After I read the post mentioned above which was published on Tuesday, I left the following comment which seems to have been moderated and not allowed to post.

Really nice to see this kind of post for a change and my heart goes out to the family who lost their little boy. Hugs to Sloan too, and your nanny, who probably grew close to him during playdates and is reeling as well. It might have been more tactful to not mention your own struggle with anxiety and plug your biggest project within the same paragraph, never mind the same post though. And while I commend you for your commitment to your brand, there is a reason why responsible brands hang back – not necessarily going dark – but slow the influx of positive social media posts during times of great tragedy. It’s just not appropriate. I know you view C+C as a holistic brand of which the blog is a piece, but I think you’re missing that your readers and followers both here and on social media connect you, Emily Schuman, as Cupcakes and Cashmere. Not your clothing line. Or your books. Or your bedding line. Or whatever other business affiliations you’ve got behind the scenes or on the horizon.
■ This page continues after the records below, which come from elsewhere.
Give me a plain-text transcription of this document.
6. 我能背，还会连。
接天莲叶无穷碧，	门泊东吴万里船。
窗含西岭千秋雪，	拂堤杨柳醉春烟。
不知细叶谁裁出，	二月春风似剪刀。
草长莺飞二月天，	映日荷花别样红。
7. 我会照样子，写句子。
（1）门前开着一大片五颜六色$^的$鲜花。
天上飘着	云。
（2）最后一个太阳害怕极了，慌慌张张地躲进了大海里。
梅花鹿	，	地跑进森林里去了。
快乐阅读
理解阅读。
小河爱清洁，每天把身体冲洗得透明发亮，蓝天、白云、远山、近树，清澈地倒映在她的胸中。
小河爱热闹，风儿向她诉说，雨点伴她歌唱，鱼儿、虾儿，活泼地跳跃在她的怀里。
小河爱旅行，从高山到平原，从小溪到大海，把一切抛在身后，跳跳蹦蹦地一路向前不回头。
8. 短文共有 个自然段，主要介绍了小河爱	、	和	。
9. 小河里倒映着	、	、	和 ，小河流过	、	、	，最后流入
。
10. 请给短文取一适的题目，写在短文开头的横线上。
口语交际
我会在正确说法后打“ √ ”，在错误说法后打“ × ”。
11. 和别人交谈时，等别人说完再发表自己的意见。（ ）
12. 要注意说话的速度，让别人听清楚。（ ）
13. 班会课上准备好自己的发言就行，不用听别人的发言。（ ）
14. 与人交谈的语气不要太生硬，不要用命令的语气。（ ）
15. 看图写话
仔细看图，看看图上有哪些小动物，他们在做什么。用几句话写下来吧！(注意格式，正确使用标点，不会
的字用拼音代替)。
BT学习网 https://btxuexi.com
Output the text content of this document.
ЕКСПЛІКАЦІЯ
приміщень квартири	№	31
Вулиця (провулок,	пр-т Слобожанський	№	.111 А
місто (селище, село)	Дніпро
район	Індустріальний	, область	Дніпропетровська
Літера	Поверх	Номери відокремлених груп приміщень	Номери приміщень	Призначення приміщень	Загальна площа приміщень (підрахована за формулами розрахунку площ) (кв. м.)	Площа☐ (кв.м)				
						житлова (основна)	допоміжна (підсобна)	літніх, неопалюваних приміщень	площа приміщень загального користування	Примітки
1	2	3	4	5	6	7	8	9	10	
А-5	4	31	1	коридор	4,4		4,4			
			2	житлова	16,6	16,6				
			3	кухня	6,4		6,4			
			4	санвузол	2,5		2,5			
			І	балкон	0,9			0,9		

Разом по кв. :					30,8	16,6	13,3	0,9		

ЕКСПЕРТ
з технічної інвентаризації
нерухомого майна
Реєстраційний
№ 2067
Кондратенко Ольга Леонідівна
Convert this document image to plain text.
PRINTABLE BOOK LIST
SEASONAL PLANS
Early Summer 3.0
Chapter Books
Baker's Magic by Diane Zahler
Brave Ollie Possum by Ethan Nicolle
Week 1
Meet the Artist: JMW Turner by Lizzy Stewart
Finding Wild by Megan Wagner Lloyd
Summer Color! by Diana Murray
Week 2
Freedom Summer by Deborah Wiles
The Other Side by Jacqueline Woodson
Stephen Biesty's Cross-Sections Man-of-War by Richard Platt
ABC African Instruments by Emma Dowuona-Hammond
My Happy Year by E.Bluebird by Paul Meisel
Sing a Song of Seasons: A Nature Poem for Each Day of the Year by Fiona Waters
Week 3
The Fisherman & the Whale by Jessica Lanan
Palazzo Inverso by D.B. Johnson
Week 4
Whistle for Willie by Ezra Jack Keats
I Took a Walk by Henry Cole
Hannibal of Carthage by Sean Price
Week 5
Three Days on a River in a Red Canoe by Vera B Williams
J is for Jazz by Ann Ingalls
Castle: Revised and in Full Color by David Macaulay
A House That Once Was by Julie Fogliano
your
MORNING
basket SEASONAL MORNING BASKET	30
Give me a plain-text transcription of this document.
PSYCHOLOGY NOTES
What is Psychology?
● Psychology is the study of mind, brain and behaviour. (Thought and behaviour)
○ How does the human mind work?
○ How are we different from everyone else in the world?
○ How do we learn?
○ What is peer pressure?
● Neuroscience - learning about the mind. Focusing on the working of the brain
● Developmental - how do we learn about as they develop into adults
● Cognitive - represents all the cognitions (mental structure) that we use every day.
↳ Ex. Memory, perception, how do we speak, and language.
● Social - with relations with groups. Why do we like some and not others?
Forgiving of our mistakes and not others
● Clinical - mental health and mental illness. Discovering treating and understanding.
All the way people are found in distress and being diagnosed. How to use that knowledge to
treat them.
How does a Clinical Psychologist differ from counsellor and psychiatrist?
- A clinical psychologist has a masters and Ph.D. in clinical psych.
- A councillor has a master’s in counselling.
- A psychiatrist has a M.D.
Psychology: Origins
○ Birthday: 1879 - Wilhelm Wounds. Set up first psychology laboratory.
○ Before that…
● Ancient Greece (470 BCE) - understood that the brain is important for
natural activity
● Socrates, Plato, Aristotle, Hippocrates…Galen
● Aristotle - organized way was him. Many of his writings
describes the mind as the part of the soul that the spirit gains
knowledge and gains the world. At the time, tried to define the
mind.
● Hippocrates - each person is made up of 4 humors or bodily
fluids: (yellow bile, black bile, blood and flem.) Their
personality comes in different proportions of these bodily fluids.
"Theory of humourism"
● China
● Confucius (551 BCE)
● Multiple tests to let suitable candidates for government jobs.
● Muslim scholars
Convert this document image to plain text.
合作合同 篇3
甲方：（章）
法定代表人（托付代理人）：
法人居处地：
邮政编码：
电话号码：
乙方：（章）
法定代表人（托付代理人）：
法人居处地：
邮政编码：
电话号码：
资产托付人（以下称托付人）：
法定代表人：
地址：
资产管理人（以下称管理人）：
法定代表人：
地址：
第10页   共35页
We follow this blog for you — to read what’s inspiring you, what you’re wearing, what your Five Things will be (a very personal series), so to repeatedly reiterate that this is a business and to hold us at arms length, then express that you care more than we’ll ever know… I’m sorry, but I want to see a bit more humanity and authenticity than you’re offering here. Maybe consult out for some PR guidance. I don’t know. But I want to root for you and I’m finding it really difficult.


2 Responses to “Dear Emily Schuman”

  1. Katie April 25, 2017 at 9:18 pm #

    Hey there! Just found your blog via GOMI (such good drama). This letter to Emily is great, and puts into words what I’m sure many of us are feeling. I too have been reading Cupcakes and Cashmere for years, and it’s frustrating to see this change in the blog and the way Emily and her team are handling conflict.

    • Wendy April 25, 2017 at 10:06 pm #

      Thanks so much Katie. I appreciate that. I’ve found the GOMI community so insightful as this drama has unfolded. I just cannot fathom how someone running a business could get away with what we’re all witnessing. I want to see something change, fast.